5 complaints filed over signs
The county’s code enforcement director says he has received numerous calls about signs protesting Natural Heritage 2020.
But only five official written complaints have been made, according to records obtained by The Union Friday.
Nevada County Code Enforcement Director Steve Brown recently mailed letters to two property rights organizations – Protect Your Property Rights and Citizens for Property Rights In Nevada County – giving them 15 days to remove the “No on NH 2020” and “Stop NH 2020” protest signs before he would tell property owners to do so.
The organizations’ names and phone numbers appear on the signs. If they don’t take them down, Brown said, he will notify the owners of property where the signs stand and give them 30 days to remove the signs, at their expense.
The Union obtained a complaint submitted by Ron Milner, who was part of a 1998 lawsuit to keep access to paths alongside Nevada Irrigation District water canals. Two other people submitted and signed copies of his complaint.
This time, though, Milner said he did not plan to pursue any legal action, but instead would “wait for the signs to rot out.”
Milner’s typed complaint listed four signs he said he found “particularly offensive,” one of which is posted on Lowell Robinson’s property.

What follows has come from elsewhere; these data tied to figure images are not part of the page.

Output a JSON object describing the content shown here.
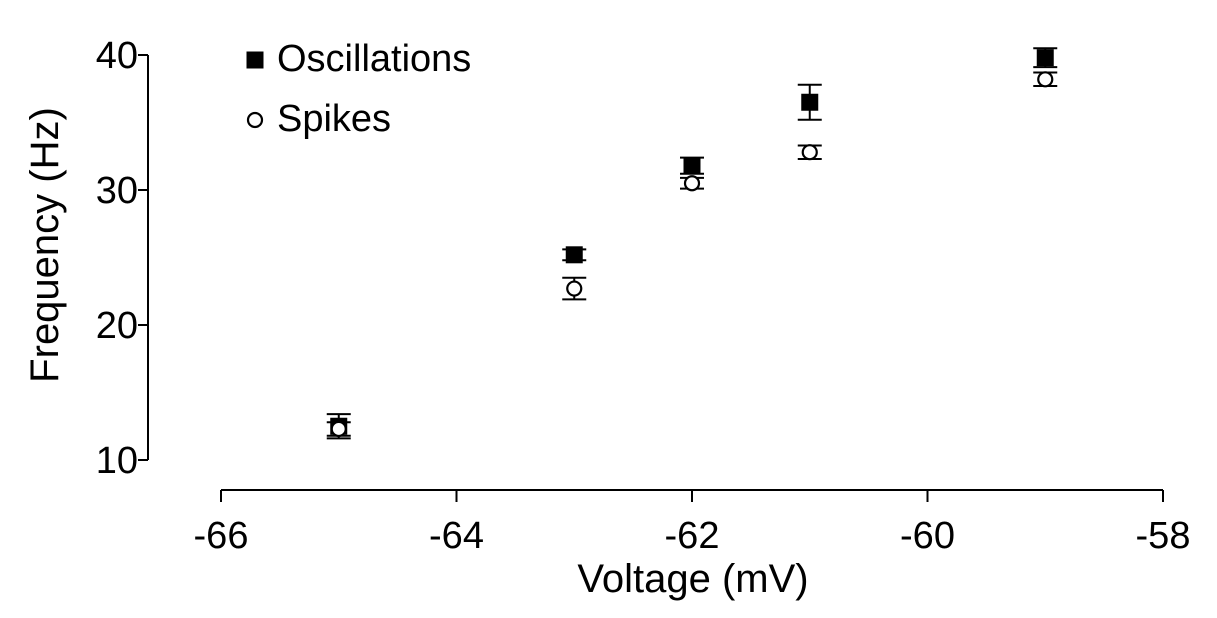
{
  "chart_data": {
    "type": "scatter",
    "title": "",
    "xlabel": "Voltage (mV)",
    "ylabel": "Frequency (Hz)",
    "xlim": [
      -66,
      -58
    ],
    "ylim": [
      10,
      40
    ],
    "x_ticks": [
      -66,
      -64,
      -62,
      -60,
      -58
    ],
    "x_tick_labels": [
      "-66",
      "-64",
      "-62",
      "-60",
      "-58"
    ],
    "y_ticks": [
      10,
      20,
      30,
      40
    ],
    "y_tick_labels": [
      "10",
      "20",
      "30",
      "40"
    ],
    "grid": false,
    "legend_position": "top-left",
    "series": [
      {
        "name": "Oscillations",
        "marker": "filled-square",
        "color": "#000000",
        "x": [
          -65,
          -63,
          -62,
          -61,
          -59
        ],
        "y": [
          12.5,
          25.2,
          31.8,
          36.5,
          39.8
        ],
        "error": [
          0.9,
          0.4,
          0.6,
          1.3,
          0.7
        ]
      },
      {
        "name": "Spikes",
        "marker": "open-circle",
        "color": "#000000",
        "x": [
          -65,
          -63,
          -62,
          -61,
          -59
        ],
        "y": [
          12.3,
          22.7,
          30.5,
          32.8,
          38.2
        ],
        "error": [
          0.5,
          0.8,
          0.4,
          0.5,
          0.5
        ]
      }
    ]
  }
}
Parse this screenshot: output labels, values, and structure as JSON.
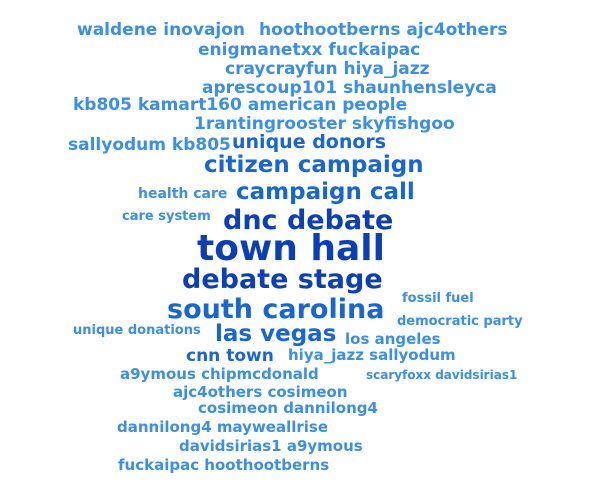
{
  "colors": {
    "dark": "#0b3fb8",
    "mid": "#1766d6",
    "light": "#3a8fe8",
    "background": "#ffffff"
  },
  "words": [
    "waldene inovajon",
    "hoothootberns ajc4others",
    "enigmanetxx fuckaipac",
    "craycrayfun hiya_jazz",
    "aprescoup101 shaunhensleyca",
    "kb805 kamart160 american people",
    "1rantingrooster skyfishgoo",
    "sallyodum kb805",
    "unique donors",
    "citizen campaign",
    "campaign call",
    "health care",
    "care system",
    "dnc debate",
    "town hall",
    "debate stage",
    "south carolina",
    "fossil fuel",
    "democratic party",
    "unique donations",
    "las vegas",
    "los angeles",
    "cnn town",
    "hiya_jazz sallyodum",
    "a9ymous chipmcdonald",
    "scaryfoxx davidsirias1",
    "ajc4others cosimeon",
    "cosimeon dannilong4",
    "dannilong4 mayweallrise",
    "davidsirias1 a9ymous",
    "fuckaipac hoothootberns"
  ]
}
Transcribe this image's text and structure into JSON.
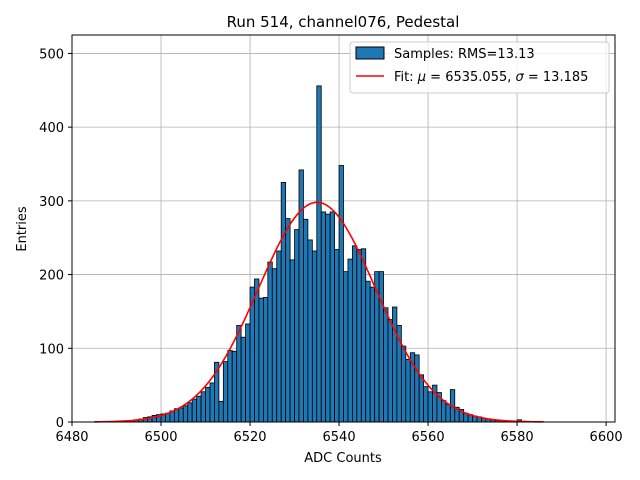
{
  "chart_data": {
    "type": "bar",
    "title": "Run 514, channel076, Pedestal",
    "xlabel": "ADC Counts",
    "ylabel": "Entries",
    "xlim": [
      6480,
      6602
    ],
    "ylim": [
      0,
      525
    ],
    "xticks": [
      6480,
      6500,
      6520,
      6540,
      6560,
      6580,
      6600
    ],
    "yticks": [
      0,
      100,
      200,
      300,
      400,
      500
    ],
    "grid": true,
    "legend_position": "top-right",
    "colors": {
      "bars": "#1f77b4",
      "bar_edge": "#000000",
      "fit": "#ff0000",
      "grid": "#b0b0b0"
    },
    "histogram": {
      "name": "Samples: RMS=13.13",
      "bin_width": 1,
      "bin_starts": [
        6493,
        6494,
        6495,
        6496,
        6497,
        6498,
        6499,
        6500,
        6501,
        6502,
        6503,
        6504,
        6505,
        6506,
        6507,
        6508,
        6509,
        6510,
        6511,
        6512,
        6513,
        6514,
        6515,
        6516,
        6517,
        6518,
        6519,
        6520,
        6521,
        6522,
        6523,
        6524,
        6525,
        6526,
        6527,
        6528,
        6529,
        6530,
        6531,
        6532,
        6533,
        6534,
        6535,
        6536,
        6537,
        6538,
        6539,
        6540,
        6541,
        6542,
        6543,
        6544,
        6545,
        6546,
        6547,
        6548,
        6549,
        6550,
        6551,
        6552,
        6553,
        6554,
        6555,
        6556,
        6557,
        6558,
        6559,
        6560,
        6561,
        6562,
        6563,
        6564,
        6565,
        6566,
        6567,
        6568,
        6569,
        6570,
        6571,
        6572,
        6573,
        6574,
        6575,
        6576,
        6577,
        6578,
        6579,
        6580,
        6581
      ],
      "counts": [
        2,
        3,
        4,
        6,
        7,
        9,
        10,
        11,
        12,
        15,
        18,
        19,
        22,
        26,
        31,
        35,
        41,
        47,
        53,
        81,
        28,
        82,
        97,
        96,
        131,
        115,
        133,
        183,
        194,
        168,
        169,
        217,
        208,
        232,
        325,
        276,
        220,
        261,
        342,
        275,
        247,
        232,
        456,
        285,
        282,
        285,
        234,
        348,
        204,
        221,
        239,
        234,
        235,
        191,
        183,
        204,
        204,
        155,
        139,
        156,
        131,
        103,
        85,
        94,
        91,
        64,
        48,
        41,
        50,
        40,
        29,
        24,
        44,
        20,
        17,
        12,
        10,
        8,
        7,
        5,
        4,
        3,
        2,
        2,
        1,
        1,
        1,
        3,
        1
      ]
    },
    "fit": {
      "name_prefix": "Fit: ",
      "mu_symbol": "μ",
      "sigma_symbol": "σ",
      "mu_value": " = 6535.055, ",
      "sigma_value": " = 13.185",
      "mu": 6535.055,
      "sigma": 13.185,
      "amplitude": 298,
      "x_range": [
        6485,
        6586
      ]
    }
  }
}
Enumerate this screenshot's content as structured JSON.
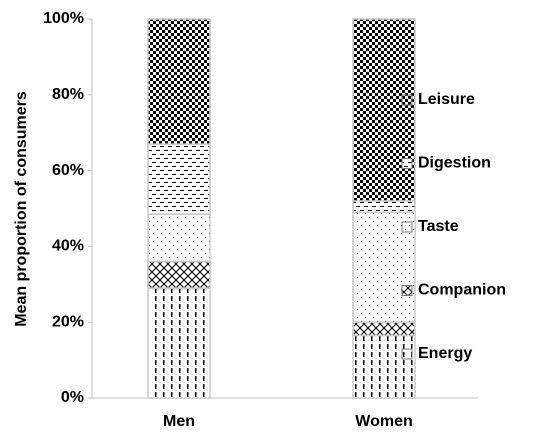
{
  "chart_data": {
    "type": "stacked-bar",
    "y_label": "Mean proportion of consumers",
    "categories": [
      "Men",
      "Women"
    ],
    "series": [
      {
        "name": "Energy",
        "color": "#000000",
        "pattern": "dashed-vertical",
        "values": [
          29,
          16.5
        ]
      },
      {
        "name": "Companion",
        "color": "#000000",
        "pattern": "diagonal-cross",
        "values": [
          7,
          3.5
        ]
      },
      {
        "name": "Taste",
        "color": "#000000",
        "pattern": "dots",
        "values": [
          12.5,
          29
        ]
      },
      {
        "name": "Digestion",
        "color": "#000000",
        "pattern": "horizontal-dashes",
        "values": [
          18.5,
          3
        ]
      },
      {
        "name": "Leisure",
        "color": "#000000",
        "pattern": "checker",
        "values": [
          33,
          48
        ]
      }
    ],
    "ylim": [
      0,
      100
    ],
    "yticks": [
      {
        "value": 0,
        "label": "0%"
      },
      {
        "value": 20,
        "label": "20%"
      },
      {
        "value": 40,
        "label": "40%"
      },
      {
        "value": 60,
        "label": "60%"
      },
      {
        "value": 80,
        "label": "80%"
      },
      {
        "value": 100,
        "label": "100%"
      }
    ],
    "legend": "right"
  }
}
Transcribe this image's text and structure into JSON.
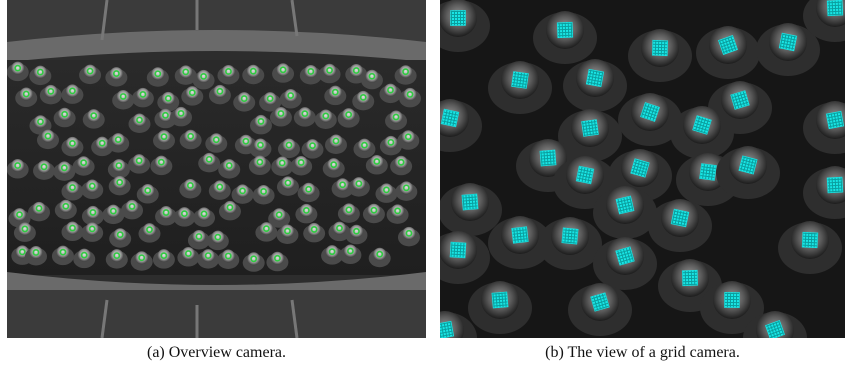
{
  "figure": {
    "panel_a": {
      "caption": "(a) Overview camera.",
      "marker_color": "#2ecc40",
      "background_color": "#3a3a3a"
    },
    "panel_b": {
      "caption": "(b) The view of a grid camera.",
      "marker_color": "#19e6e6",
      "background_color": "#141414"
    }
  }
}
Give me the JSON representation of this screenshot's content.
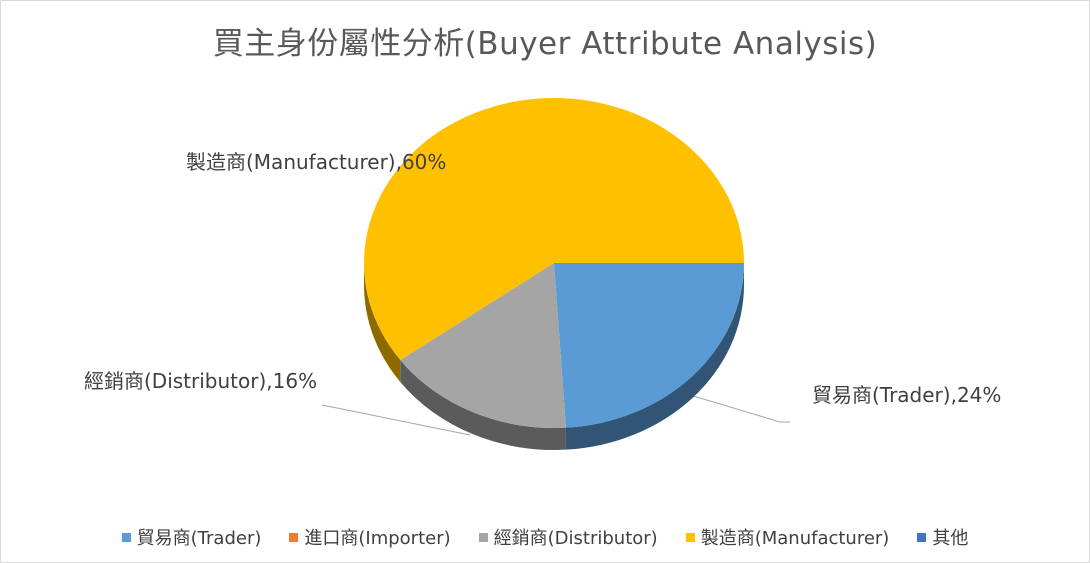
{
  "chart_data": {
    "type": "pie",
    "title": "買主身份屬性分析(Buyer Attribute Analysis)",
    "slices": [
      {
        "name": "貿易商(Trader)",
        "value": 24,
        "label": "貿易商(Trader),24%",
        "color": "#5b9bd5"
      },
      {
        "name": "進口商(Importer)",
        "value": 0,
        "label": "",
        "color": "#ed7d31"
      },
      {
        "name": "經銷商(Distributor)",
        "value": 16,
        "label": "經銷商(Distributor),16%",
        "color": "#a5a5a5"
      },
      {
        "name": "製造商(Manufacturer)",
        "value": 60,
        "label": "製造商(Manufacturer),60%",
        "color": "#ffc000"
      },
      {
        "name": "其他",
        "value": 0,
        "label": "",
        "color": "#4472c4"
      }
    ],
    "legend_position": "bottom",
    "style": "3d-pie"
  }
}
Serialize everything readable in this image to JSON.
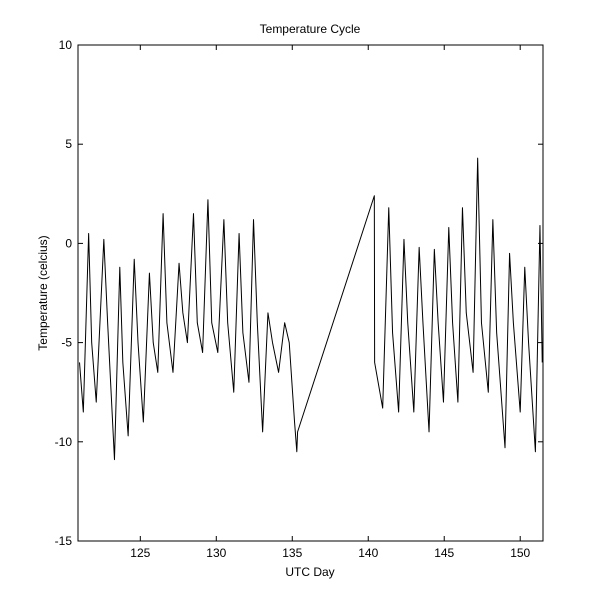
{
  "chart_data": {
    "type": "line",
    "title": "Temperature Cycle",
    "xlabel": "UTC Day",
    "ylabel": "Temperature (celcius)",
    "xlim": [
      120.9,
      151.5
    ],
    "ylim": [
      -15,
      10
    ],
    "xticks": [
      125,
      130,
      135,
      140,
      145,
      150
    ],
    "yticks": [
      -15,
      -10,
      -5,
      0,
      5,
      10
    ],
    "grid": false,
    "series": [
      {
        "color": "#000000",
        "x": [
          121.0,
          121.25,
          121.6,
          121.8,
          122.1,
          122.6,
          122.85,
          123.3,
          123.65,
          123.85,
          124.2,
          124.6,
          124.85,
          125.2,
          125.6,
          125.85,
          126.15,
          126.5,
          126.75,
          127.15,
          127.55,
          127.8,
          128.1,
          128.5,
          128.75,
          129.1,
          129.45,
          129.7,
          130.1,
          130.5,
          130.75,
          131.15,
          131.5,
          131.75,
          132.15,
          132.45,
          132.7,
          133.05,
          133.4,
          133.7,
          134.1,
          134.5,
          134.8,
          135.15,
          135.3,
          135.35,
          140.4,
          140.42,
          140.95,
          141.35,
          141.6,
          142.0,
          142.35,
          142.6,
          143.0,
          143.35,
          143.6,
          144.0,
          144.35,
          144.6,
          144.95,
          145.3,
          145.55,
          145.9,
          146.2,
          146.45,
          146.9,
          147.2,
          147.45,
          147.9,
          148.2,
          148.45,
          149.0,
          149.3,
          149.55,
          150.0,
          150.3,
          150.55,
          151.0,
          151.3,
          151.45
        ],
        "values": [
          -6.0,
          -8.5,
          0.5,
          -5,
          -8.0,
          0.2,
          -4,
          -10.9,
          -1.2,
          -6,
          -9.7,
          -0.8,
          -5,
          -9.0,
          -1.5,
          -5,
          -6.5,
          1.5,
          -4,
          -6.5,
          -1.0,
          -3.5,
          -5.0,
          1.5,
          -4,
          -5.5,
          2.2,
          -4,
          -5.5,
          1.2,
          -4,
          -7.5,
          0.5,
          -4.5,
          -7.0,
          1.2,
          -4,
          -9.5,
          -3.5,
          -5,
          -6.5,
          -4.0,
          -5,
          -9.0,
          -10.5,
          -9.5,
          2.4,
          -6.0,
          -8.3,
          1.8,
          -4.5,
          -8.5,
          0.2,
          -4,
          -8.5,
          -0.2,
          -4,
          -9.5,
          -0.3,
          -4,
          -8.0,
          0.8,
          -4,
          -8.0,
          1.8,
          -3.5,
          -6.5,
          4.3,
          -4,
          -7.5,
          1.2,
          -4.5,
          -10.3,
          -0.5,
          -4,
          -8.5,
          -1.2,
          -5,
          -10.5,
          0.9,
          -6
        ]
      }
    ]
  }
}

Robinson, owner of Robinson Enterprises, a Nevada City-based logging company, said he would take down the large signs if people he trusted, whom he declined to name, told him the signs should come down.
“It’s a matter of opinion, if it’s an election sign,” Robinson said. “We’ll follow the rules.” He said he wanted to make sure property rights activists “stick together and are on same page.”
Drew Bedwell, founder of PYPR and 3rd District supervisorial candidate, received Brown’s letter March 29. He said he had removed his own campaign signs, but NH 2020 protest signs belonged to the owners of the property where the signs stand.
In January, Brown said the red, black and white, “No on NH 2020” signs – 32 square feet, the maximum size allowed for signs by the county – are campaign signs, and thus should have been removed 10 days after the March 5 election.
Brown said he did not ask that signs be removed when they started appearing 11/2 years ago because “in the beginning, there were not that many of them.”
The movement to remove the signs started around October, when there were “just huge numbers of them around, a genuine epidemic,” he said.
Brown said he had received many sign complaint calls. But he directed callers to fill out a written complaint, because “We don’t take complaints over the phone.”
A group of citizens, whom Brown declined to name, has created a list of parcels with anti-NH 2020 signs and has offered to show him the list, he said.
Milner said he had not compiled a complete inventory of “No on NH 2020” signs.
“I’m not spending any energy on it,” he said.
Robinson said his family has owned property in Nevada County since 1860, and has “never subdivided any ground.”
“We’ve never had anybody mandate rules that anybody who does have property is going to be policed to somebody’s desires and not recognize the owner’s legal right of personal property rights,” Robinson said.